What does it take to make additive manufacturing mainstream

Additive manufacturing has been around since 1983, but it has not yet been adopted by mainstream manufacturing, what is missing for AM to breakthrough.

Additive manufacturing is not a new tool to manufacturers. For decades it has been used in prototyping and has been used more and more to produce non-critical components. However it still hasn’t made the leap to full-scale production yet, despite the technology being capable.

The concern over the strengths of the products that are created is no longer a worry, materials have come a long way and now mean that tensile strength and quality is good enough for production-grade parts, so what is taking manufacturers so long to adopt the technology?

Additive manufacturing is an essential part of the toolkit for design and engineering teams, as it frees them from the design constraints of tooling and allows them to innovate quicker than ever before. But there is a confusing array of 3D printing solutions on the market and it can be hard to know when to invest, how much to invest and has played a part in slowing down adoption.
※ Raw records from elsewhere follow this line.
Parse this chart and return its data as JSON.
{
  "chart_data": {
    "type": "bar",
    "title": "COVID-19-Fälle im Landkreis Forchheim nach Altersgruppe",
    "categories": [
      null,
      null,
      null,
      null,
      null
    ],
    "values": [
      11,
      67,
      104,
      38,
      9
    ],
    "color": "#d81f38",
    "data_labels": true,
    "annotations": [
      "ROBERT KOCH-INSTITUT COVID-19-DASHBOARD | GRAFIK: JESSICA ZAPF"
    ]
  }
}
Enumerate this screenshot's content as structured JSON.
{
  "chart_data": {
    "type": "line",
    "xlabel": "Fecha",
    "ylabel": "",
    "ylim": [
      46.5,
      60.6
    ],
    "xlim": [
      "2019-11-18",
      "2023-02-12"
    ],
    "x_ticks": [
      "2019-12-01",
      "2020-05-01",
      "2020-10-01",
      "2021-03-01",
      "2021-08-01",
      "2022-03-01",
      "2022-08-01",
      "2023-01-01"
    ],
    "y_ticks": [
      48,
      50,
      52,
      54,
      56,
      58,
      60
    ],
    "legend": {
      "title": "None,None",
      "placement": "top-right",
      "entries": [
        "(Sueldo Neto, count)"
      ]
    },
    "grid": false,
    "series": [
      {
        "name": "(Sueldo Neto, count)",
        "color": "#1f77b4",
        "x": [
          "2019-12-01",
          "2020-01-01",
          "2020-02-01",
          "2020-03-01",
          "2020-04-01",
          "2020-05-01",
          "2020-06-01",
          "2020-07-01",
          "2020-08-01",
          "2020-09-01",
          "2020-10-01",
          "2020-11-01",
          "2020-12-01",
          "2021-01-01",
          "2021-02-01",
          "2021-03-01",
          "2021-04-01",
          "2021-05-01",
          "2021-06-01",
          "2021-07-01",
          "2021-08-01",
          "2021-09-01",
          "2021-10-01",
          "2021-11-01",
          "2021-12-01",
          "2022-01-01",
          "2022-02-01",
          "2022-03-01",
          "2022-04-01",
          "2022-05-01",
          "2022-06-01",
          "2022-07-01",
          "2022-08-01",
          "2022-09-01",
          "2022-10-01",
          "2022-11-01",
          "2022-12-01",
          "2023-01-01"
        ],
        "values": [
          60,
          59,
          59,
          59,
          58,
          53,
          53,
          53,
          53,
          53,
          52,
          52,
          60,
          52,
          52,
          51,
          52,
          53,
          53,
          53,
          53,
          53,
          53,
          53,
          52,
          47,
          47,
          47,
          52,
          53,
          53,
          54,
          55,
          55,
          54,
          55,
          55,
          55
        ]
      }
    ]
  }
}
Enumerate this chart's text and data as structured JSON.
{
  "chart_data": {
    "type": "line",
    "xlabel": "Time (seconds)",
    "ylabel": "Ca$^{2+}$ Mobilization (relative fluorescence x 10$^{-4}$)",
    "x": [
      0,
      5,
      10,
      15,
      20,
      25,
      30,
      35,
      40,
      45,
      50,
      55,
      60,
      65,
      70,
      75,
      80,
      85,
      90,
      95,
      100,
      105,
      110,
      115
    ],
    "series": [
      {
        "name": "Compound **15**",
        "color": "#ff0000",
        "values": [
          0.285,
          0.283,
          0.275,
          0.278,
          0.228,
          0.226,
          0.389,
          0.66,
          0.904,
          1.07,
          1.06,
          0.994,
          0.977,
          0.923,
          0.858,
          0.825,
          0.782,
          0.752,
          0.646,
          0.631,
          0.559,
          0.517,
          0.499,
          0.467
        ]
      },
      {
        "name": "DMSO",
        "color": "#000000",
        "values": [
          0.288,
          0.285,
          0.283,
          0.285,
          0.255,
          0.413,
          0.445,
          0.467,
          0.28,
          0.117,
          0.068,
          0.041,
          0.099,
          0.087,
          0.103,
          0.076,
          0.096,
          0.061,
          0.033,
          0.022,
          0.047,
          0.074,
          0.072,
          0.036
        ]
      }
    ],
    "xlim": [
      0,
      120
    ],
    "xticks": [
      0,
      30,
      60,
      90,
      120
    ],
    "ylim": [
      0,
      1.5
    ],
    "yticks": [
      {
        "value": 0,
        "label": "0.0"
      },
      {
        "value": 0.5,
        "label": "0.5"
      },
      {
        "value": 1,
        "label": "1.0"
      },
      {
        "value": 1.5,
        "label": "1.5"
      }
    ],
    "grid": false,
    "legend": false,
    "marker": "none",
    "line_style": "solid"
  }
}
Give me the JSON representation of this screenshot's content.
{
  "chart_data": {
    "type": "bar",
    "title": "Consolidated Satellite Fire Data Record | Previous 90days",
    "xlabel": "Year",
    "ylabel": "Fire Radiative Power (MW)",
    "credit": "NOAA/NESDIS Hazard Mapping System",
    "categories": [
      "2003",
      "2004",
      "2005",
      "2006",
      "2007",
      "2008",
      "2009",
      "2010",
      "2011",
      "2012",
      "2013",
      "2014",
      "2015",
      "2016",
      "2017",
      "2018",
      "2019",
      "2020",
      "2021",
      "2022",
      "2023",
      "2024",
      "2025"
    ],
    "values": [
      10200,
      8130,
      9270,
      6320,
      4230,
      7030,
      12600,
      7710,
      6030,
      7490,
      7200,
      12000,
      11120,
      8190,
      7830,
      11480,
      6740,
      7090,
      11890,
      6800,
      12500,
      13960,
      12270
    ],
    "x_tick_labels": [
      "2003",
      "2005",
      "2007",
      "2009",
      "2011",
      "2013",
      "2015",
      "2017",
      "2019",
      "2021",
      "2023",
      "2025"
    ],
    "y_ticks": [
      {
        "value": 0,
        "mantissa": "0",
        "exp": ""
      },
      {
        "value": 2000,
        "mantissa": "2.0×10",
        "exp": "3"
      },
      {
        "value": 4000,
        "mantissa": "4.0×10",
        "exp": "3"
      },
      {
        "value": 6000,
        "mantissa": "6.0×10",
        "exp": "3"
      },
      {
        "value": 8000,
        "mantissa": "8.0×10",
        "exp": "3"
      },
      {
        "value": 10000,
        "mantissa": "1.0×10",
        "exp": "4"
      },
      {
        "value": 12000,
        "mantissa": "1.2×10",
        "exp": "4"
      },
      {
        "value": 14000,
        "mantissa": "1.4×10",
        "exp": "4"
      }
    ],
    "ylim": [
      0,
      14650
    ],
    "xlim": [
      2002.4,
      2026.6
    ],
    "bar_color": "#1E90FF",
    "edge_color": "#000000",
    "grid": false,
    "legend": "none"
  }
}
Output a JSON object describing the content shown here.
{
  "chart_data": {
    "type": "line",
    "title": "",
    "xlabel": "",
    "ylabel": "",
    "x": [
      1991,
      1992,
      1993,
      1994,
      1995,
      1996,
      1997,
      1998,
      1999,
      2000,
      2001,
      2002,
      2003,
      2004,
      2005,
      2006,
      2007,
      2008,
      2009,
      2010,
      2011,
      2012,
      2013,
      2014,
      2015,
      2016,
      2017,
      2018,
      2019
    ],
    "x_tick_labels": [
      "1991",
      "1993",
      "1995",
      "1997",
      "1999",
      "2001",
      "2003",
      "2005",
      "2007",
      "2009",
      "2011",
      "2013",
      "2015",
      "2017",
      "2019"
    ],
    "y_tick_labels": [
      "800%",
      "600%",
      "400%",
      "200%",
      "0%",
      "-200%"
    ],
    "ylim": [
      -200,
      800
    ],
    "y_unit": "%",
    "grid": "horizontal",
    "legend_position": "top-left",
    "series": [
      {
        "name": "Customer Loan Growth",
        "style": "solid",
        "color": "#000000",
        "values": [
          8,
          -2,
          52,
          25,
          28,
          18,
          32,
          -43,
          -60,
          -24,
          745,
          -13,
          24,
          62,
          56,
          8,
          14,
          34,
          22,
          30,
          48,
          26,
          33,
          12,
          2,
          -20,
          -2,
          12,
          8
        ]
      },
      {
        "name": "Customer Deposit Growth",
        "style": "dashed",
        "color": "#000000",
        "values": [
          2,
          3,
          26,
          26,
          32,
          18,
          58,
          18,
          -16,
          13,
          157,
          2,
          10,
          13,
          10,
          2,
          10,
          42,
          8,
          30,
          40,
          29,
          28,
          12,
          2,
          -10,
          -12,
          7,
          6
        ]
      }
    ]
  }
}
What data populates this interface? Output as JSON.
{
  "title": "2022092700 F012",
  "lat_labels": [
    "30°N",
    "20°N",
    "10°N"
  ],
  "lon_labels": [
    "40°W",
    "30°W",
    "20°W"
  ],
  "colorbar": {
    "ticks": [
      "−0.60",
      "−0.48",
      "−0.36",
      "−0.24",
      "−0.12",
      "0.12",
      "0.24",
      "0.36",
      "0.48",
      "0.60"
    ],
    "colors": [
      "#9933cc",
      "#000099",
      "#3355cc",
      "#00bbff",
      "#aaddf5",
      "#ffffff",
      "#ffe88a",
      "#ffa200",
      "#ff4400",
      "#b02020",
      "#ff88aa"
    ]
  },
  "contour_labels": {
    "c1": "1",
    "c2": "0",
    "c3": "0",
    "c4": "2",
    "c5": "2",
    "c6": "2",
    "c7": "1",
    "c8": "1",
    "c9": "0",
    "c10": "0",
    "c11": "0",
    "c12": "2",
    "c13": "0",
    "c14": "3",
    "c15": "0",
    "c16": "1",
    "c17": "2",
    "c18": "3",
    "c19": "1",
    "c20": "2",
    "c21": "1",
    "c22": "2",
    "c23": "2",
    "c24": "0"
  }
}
For over 30 years, 3D Systems has been bridging the gap between inspiration and innovation by connecting customers with the expertise and digital workflow required to solve their business, design or engineering problems. One such problem when it comes to additive manufacturing is the “all or nothing” nature of implementing a system, being able to implement in modules would increase the ease of adoption. 

One manufacturer that is using AM is BMW. They are using stereolithography (SLA) and selective laser sintering (SLS) technologies from 3D Systems to produce prototype and functional interior and exterior automobile test parts for BMW, as well as tools and fixtures. These parts will be used during summer and winter ride-out testing to verify their designs for proper fit and approach, as well as to understand how the parts function in extreme heat and cold.

Vyomesh Joshi, CEO of 3D Systems, has highlighted four critical needs for manufacturing to speed the transition to production-scale 3D printing:

·         Productivity

·         Durability

·         Repeatability

·         Total Cost of Operation

At a recent industry event Vyomesh said : “At the core of our strategy, we pair the industry’s deepest workflow “know-how” with materials and software to ensure we’re designing the right solution for the right needs”.

A case in point is Figure 4, the new production platform from 3D Systems, that has been designed to answer the top three questions engineers often have: how to save time, money and materials.

Figure 4 is ready for the assembly line. This ultra-fast additive manufacturing technology is housed in discrete modules, allowing it to be placed into automated assembly lines and integrated with secondary processes, including material recovery, washing, curing and finishing steps.

Faster than current 3D printing systems – in benchmarking tests an automotive vent achieved a cycle time equivalent to 95 seconds – this system has been proven to outperform similar solutions.